Descritores: Ensino. Docentes de Odontologia. Desenvolvimento de Pessoal. Odontologia.


ABSTRACT

There is recognition of the need for change in education of health professionals to face the need to train professionals able to respond to social demands and bring with it higher quality of life for the population. For this, it is essential to discuss how the teacher fits in this context since it is their responsibility for the conduct of the educational process. The aim of this study was to analyze the perception of undergraduate students of dentistry at the Federal University of Rio Grande do Norte (UFRN) about the role of the teacher in the teaching-learning process. This is a qualitative study, conducted by the technique of focus groups composed of regular students of 2nd, 3rd, 4th, 8th, and 9th periods/semesters, in the year 2012. Respondent students em phasized the teacher as largely responsible for their learning, in so being in the center of the teaching-learning process. In analysis of the data, four categories emerged: methodology adopted by the teacher, teacher / student relationship as influential in the learning process, lack of autonomy for the student, and teacher training. The study showed that the teacher is still kept in the center of the teaching process according to the passivity of students in not taking their role as coresponsible for their learning, possibly because of the stance taken by the teacher, focused more on technique and with little basis in active teaching methodologies. In other words, not enough hands-on learning methodologies/activities are being implemented by the teachers.

Descriptors: Teaching. Faculty Dental. Staff Development. Dentistry.


 

 

1 INTRODUÇÃO

A educação pode ser encarada como uma estratégia de libertação de um povo e por esse motivo não deve ser encarada como uma ação unilateral, engessada, onde há quem ensina e quem aprende, porém, deve ser vista de forma integrada onde os atores do processo mudam de lugar constantemente. Deve ser dinâmica e aberta, livre para ser pensada e repensada em todo o seu percurso. Nesta dimensão, pode ser entendida como importante instrumento de transformação social.

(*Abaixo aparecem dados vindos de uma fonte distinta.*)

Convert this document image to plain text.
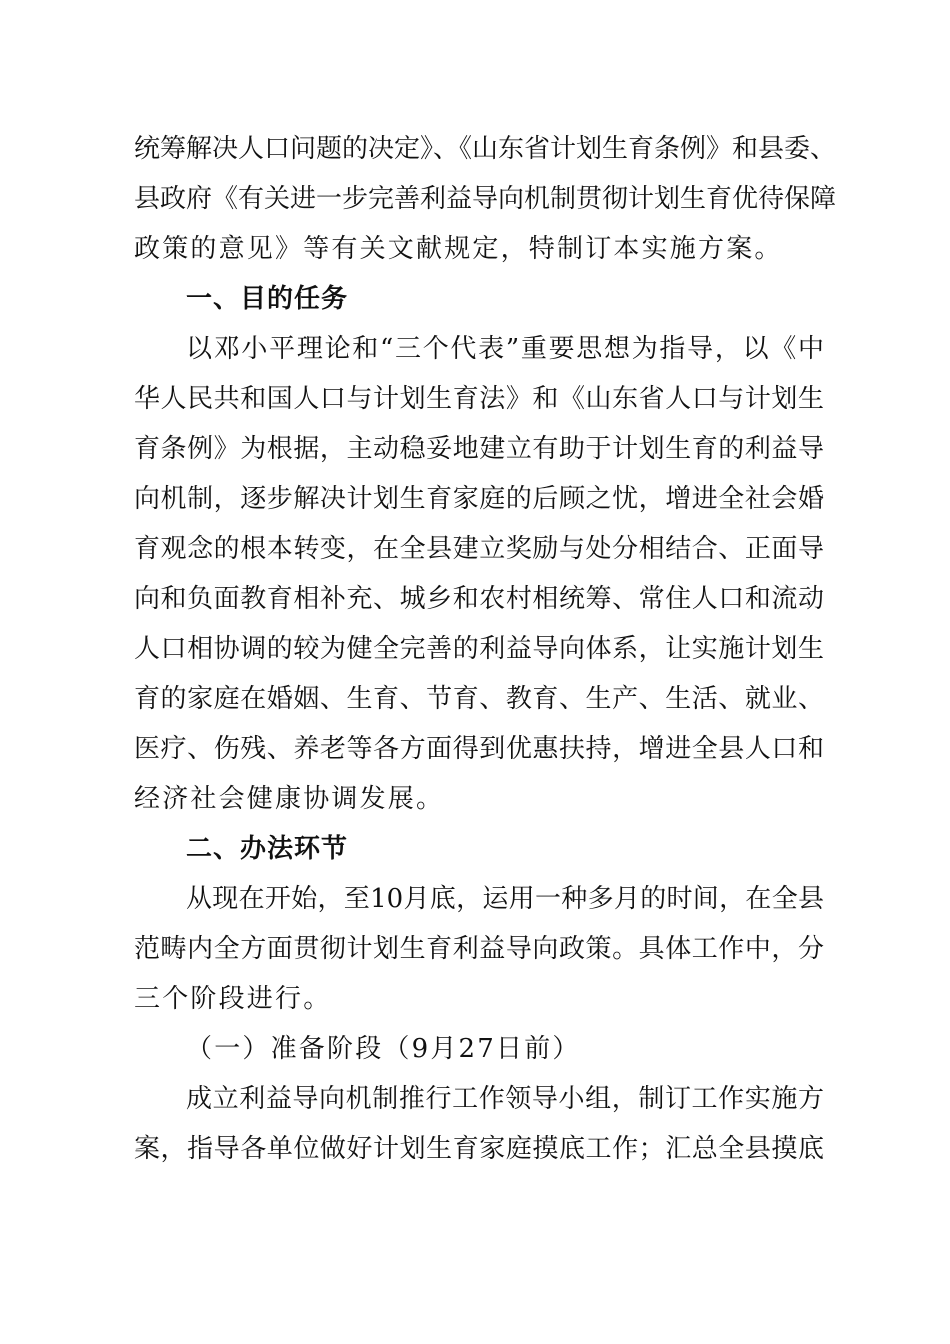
统筹解决人口问题的决定》、《山东省计划生育条例》和县委、
县政府《有关进一步完善利益导向机制贯彻计划生育优待保障
政策的意见》等有关文献规定，特制订本实施方案。
一、目的任务
以邓小平理论和“三个代表”重要思想为指导，以《中
华人民共和国人口与计划生育法》和《山东省人口与计划生
育条例》为根据，主动稳妥地建立有助于计划生育的利益导
向机制，逐步解决计划生育家庭的后顾之忧，增进全社会婚
育观念的根本转变，在全县建立奖励与处分相结合、正面导
向和负面教育相补充、城乡和农村相统筹、常住人口和流动
人口相协调的较为健全完善的利益导向体系，让实施计划生
育的家庭在婚姻、生育、节育、教育、生产、生活、就业、
医疗、伤残、养老等各方面得到优惠扶持，增进全县人口和
经济社会健康协调发展。
二、办法环节
从现在开始，至10月底，运用一种多月的时间，在全县
范畴内全方面贯彻计划生育利益导向政策。具体工作中，分
三个阶段进行。
（一）准备阶段（9月27日前）
成立利益导向机制推行工作领导小组，制订工作实施方
案，指导各单位做好计划生育家庭摸底工作；汇总全县摸底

Neste contexto, o papel do professor assume alto grau de relevância, cabendo a ele não apenas a transmissão de conhecimentos, mas também o despertar no aluno da consciência crítica e análise dos problemas que o cercam1. Nessa perspectiva de construção do conhecimento alguns autores definem que o papel do professor é ajudar os alunos a entenderem a realidade em que se encontram, tendo como mediação para isto o conhecimento. A aprendizagem por sua vez, acontece num entrelaçamento entre informação, conhecimento e saber2. Dessa forma, focaliza o aluno e o professor em suas relações, considerando como ocorre o processo de ensino-aprendizagem.

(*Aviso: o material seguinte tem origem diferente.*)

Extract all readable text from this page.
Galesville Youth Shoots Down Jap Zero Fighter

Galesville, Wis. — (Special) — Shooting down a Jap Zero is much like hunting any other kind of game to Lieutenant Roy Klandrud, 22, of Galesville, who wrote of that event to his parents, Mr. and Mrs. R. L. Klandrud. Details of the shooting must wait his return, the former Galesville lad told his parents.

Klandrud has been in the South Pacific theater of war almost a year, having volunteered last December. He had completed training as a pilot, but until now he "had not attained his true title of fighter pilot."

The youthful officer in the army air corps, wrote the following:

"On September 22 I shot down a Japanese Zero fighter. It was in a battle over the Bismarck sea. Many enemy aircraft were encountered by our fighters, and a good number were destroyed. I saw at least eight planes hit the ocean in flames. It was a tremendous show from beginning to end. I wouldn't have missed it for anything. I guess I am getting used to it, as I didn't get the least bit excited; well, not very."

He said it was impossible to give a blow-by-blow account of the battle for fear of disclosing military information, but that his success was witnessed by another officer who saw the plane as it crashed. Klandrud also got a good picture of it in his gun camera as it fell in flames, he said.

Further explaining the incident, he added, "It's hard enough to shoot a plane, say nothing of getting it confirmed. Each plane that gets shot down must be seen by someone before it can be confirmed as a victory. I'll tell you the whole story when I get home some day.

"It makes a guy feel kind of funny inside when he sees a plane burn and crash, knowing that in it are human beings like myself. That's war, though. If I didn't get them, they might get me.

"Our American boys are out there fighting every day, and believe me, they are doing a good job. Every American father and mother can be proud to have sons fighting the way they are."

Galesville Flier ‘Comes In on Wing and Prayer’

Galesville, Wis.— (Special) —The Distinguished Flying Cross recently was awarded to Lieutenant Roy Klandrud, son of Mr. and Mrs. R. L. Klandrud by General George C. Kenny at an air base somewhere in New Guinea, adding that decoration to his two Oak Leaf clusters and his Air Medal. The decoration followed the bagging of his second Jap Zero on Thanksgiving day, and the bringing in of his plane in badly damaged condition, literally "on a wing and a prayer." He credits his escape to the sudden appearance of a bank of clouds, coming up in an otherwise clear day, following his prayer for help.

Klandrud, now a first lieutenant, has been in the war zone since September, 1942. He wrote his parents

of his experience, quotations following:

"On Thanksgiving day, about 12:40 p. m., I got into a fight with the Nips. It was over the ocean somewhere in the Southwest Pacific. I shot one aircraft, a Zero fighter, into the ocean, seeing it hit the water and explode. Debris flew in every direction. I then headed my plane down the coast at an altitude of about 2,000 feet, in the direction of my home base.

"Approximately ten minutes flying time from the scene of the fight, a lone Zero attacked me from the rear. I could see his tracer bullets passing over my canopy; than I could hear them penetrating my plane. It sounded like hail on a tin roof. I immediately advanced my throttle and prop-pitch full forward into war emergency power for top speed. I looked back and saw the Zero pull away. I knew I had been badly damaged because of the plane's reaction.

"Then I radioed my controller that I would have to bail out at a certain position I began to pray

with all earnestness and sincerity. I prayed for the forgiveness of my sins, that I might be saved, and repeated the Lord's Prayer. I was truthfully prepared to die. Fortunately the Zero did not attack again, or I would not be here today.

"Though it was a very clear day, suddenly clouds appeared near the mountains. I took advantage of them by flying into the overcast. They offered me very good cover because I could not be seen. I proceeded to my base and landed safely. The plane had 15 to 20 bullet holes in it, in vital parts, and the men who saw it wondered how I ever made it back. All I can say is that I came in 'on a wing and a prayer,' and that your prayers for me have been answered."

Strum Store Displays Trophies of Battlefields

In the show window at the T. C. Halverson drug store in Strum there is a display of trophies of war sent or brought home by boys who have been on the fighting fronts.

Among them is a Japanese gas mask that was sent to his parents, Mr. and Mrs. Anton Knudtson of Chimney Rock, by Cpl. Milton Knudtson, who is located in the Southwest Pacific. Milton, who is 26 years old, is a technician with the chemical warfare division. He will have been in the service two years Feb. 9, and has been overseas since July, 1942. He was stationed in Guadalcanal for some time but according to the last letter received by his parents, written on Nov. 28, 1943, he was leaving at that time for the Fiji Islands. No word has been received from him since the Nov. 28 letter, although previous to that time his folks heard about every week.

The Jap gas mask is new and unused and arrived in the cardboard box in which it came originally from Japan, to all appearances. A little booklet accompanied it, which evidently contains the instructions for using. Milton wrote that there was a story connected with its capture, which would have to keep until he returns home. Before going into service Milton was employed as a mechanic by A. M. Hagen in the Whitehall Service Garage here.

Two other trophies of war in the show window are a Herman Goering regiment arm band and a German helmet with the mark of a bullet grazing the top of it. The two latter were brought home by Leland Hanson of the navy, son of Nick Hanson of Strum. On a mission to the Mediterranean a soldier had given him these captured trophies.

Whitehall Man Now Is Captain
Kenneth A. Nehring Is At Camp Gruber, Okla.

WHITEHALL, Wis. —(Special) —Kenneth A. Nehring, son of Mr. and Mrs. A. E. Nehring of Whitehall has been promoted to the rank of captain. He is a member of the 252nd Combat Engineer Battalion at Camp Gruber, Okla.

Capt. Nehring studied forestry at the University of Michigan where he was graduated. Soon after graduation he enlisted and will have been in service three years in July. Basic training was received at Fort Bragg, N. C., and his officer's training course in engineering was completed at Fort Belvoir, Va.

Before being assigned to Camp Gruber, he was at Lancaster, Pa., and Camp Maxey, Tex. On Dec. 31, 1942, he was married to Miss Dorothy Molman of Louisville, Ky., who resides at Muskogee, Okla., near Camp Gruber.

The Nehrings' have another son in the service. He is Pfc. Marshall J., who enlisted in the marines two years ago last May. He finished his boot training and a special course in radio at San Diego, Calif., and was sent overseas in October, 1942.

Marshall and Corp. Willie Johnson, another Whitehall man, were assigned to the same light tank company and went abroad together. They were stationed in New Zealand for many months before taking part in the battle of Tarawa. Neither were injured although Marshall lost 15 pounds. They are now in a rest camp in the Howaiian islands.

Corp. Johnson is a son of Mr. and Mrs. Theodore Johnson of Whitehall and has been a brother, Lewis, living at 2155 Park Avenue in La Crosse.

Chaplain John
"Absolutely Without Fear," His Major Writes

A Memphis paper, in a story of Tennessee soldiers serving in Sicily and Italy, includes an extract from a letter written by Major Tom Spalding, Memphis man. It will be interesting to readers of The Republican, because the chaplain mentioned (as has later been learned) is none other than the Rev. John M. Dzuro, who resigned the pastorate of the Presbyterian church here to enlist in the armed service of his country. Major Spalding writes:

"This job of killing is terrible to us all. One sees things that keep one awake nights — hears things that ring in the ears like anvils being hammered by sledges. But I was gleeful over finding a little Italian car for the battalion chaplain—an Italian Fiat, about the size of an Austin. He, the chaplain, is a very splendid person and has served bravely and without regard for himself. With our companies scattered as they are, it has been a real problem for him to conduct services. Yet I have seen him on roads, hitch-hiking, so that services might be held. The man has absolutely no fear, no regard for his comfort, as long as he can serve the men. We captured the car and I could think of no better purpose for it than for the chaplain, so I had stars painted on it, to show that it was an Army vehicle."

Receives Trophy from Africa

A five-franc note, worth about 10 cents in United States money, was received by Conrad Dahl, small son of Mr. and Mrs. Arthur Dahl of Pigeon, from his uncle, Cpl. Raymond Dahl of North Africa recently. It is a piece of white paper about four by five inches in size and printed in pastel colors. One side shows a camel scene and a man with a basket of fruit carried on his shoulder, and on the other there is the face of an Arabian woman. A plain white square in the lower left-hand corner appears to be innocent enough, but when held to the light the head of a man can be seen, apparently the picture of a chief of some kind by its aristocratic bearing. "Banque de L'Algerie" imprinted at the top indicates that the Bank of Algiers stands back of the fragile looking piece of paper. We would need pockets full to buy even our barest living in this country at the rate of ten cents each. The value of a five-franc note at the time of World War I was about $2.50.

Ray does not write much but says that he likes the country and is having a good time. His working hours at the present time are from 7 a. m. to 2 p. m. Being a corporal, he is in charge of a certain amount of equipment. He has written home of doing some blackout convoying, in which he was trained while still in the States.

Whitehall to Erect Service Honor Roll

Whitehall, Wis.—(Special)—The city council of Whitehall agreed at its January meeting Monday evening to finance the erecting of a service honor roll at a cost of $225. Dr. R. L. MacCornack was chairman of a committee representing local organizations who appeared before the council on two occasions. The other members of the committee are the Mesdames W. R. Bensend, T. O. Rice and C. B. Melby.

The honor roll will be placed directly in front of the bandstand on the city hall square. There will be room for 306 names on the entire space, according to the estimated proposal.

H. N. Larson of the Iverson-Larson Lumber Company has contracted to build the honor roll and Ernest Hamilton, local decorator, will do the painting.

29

Há um reconhecimento da necessidade de mudança na educação de profissionais de saúde frente à necessidade de formar profissionais capazes de responder às demandas sociais e com isso trazer maior qualidade de vida à população, buscando processos de mudanças na formação de profissionais de saúde e novas formas de trabalhar com o conhecimento. Neste contexto, compreender o papel do professor no âmbito da inovação pedagógica, inerentes ao processo de ensino-aprendizagem, tem ocupado um importante espaço de discussão sobre inovação na área da Saúde3.

Esse processo de mudança da educação traz consigo inúmeros desafios, entre os quais, romper com estruturas cristalizadas e modelos de ensino tradicional e formar profissionais de saúde com competências que lhes permitam recuperar a dimensão essencial do cuidado. Um ponto a se discutir seria a formação dos docentes, fundamentais para o ensino. Muitos programas de pós-graduação stricto sensu privilegiam a formação centrada nas técnicas e especialização, colaborando com a perpetuação desse paradigma nas instituições de ensino superior4. Essa prática reforça a ideia de quem sabe fazer também sabe ensinar, dando sustentação à lógica do recrutamento dos docentes nas instituições de ensino odontológico5.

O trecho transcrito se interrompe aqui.